"It was very reaffirming that making this career change was a good choice."
In her final semester as an Architectural Technology student at Wake Tech, Allyson Tomasello took on an ambitious challenge: Designing a community garden center – an urban farm – for a Detroit neighborhood revitalization project.
Allyson had only recently changed careers, from nursing – which she loved – to architecture. She'd started feeling a little burned out as a nurse and decided to go back to her first love, art. "I wanted to learn how to apply my skills in a practical way, to create spaces for people."
She admits to being a bit nervous about going back to school. She started with one evening class at Wake Tech. "I wasn't sure I was up to it," she says, "but I took that first class and was hooked! With small classes, we got individualized input from the instructor. We collaborated as a class and discussed each student's projects."
She added more classes each semester and eventually decided to leave her nursing job to attend Wake Tech full time.

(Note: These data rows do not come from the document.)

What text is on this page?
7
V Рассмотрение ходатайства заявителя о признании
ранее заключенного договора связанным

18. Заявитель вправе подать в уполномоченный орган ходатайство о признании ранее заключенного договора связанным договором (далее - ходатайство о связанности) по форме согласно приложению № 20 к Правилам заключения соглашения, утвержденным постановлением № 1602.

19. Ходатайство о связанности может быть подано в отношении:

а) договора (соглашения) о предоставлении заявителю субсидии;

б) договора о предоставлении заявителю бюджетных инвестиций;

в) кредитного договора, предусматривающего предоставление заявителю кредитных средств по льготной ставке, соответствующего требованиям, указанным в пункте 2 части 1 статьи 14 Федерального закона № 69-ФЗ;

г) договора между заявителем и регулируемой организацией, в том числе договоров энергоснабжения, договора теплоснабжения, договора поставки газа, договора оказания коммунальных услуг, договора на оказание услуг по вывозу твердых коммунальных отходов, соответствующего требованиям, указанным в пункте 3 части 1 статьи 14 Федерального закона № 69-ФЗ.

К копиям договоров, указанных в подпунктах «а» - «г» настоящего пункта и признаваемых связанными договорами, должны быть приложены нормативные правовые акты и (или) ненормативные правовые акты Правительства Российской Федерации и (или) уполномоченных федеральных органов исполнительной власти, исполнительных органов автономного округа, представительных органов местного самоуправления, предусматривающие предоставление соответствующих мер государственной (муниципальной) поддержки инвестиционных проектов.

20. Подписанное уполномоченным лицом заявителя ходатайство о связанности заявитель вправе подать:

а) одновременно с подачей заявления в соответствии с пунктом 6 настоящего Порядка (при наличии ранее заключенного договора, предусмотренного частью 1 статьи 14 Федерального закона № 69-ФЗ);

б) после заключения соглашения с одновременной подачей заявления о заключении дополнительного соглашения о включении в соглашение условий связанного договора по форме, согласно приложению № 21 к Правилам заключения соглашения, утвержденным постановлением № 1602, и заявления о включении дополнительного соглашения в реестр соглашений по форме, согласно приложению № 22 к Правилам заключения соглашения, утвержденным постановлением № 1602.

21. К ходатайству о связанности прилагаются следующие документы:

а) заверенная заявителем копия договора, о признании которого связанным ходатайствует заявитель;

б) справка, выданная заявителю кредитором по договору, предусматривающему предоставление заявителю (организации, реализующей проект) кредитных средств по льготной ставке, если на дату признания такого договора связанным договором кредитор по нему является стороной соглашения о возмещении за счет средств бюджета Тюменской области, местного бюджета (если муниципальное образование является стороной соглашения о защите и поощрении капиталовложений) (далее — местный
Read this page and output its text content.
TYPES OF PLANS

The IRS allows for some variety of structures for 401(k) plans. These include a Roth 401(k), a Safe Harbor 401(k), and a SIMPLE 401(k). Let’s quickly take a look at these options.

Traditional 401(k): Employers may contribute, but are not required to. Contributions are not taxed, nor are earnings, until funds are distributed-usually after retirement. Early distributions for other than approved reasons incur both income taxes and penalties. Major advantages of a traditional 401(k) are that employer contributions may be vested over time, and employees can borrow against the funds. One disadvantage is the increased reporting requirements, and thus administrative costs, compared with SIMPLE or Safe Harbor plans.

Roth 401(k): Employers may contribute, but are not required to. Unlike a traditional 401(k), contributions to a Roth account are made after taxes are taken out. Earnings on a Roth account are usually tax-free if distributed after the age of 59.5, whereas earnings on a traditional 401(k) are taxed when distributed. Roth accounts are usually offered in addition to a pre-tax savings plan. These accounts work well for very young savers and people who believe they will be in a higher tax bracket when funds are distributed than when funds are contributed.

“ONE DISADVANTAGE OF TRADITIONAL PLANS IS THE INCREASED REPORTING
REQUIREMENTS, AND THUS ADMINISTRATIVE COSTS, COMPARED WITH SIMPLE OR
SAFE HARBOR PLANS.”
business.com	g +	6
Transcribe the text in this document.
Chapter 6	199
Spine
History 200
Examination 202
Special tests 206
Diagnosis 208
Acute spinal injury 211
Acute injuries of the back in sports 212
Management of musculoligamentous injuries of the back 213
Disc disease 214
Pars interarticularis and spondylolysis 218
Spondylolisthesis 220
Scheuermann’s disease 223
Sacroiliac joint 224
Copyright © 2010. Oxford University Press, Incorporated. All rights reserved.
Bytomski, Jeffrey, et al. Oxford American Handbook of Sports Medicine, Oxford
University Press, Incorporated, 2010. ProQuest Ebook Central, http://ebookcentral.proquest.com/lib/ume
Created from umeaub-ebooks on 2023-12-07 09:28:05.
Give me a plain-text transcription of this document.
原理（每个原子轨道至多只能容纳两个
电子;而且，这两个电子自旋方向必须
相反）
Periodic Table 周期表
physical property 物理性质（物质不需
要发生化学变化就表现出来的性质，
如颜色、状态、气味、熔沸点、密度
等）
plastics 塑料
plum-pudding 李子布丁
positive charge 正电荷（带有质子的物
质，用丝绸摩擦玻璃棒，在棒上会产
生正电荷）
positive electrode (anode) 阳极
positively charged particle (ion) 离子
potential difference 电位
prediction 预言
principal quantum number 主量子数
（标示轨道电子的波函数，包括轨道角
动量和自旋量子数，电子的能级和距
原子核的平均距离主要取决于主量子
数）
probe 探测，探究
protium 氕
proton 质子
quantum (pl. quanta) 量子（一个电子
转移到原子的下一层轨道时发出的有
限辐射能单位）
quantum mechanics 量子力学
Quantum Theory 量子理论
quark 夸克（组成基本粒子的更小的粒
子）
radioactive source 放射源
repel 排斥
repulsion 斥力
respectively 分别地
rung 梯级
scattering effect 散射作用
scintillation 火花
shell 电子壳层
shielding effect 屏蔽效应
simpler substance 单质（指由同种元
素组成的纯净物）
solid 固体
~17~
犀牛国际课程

The CCCAP Student Design Competition, sponsored by the National Coalition of Community College Architecture Programs, is open to architecture students across the country, at community colleges or in the first two years of a four- or five-year program.
Her final project was the competition, which asked for designs for a garden that would anchor the community, supporting sustainability and a healthy urban lifestyle by bringing food, health and jobs together in one place. Allyson spent many hours on her design and describes it as "very extensive," including multiple structures serving a variety of functions.
To her surprise, she earned third place in the competition! The judges described her design as "smart" and said it "activates the interior with as much energy as it does the exterior." She was also praised for her design's "successful integration of varying ways of representing architectural futures."
Allyson was thrilled to be named among the best and says "it was very reaffirming that making this career change was a good choice." Upon graduating, she was immediately hired by a local architecture firm as a project designer!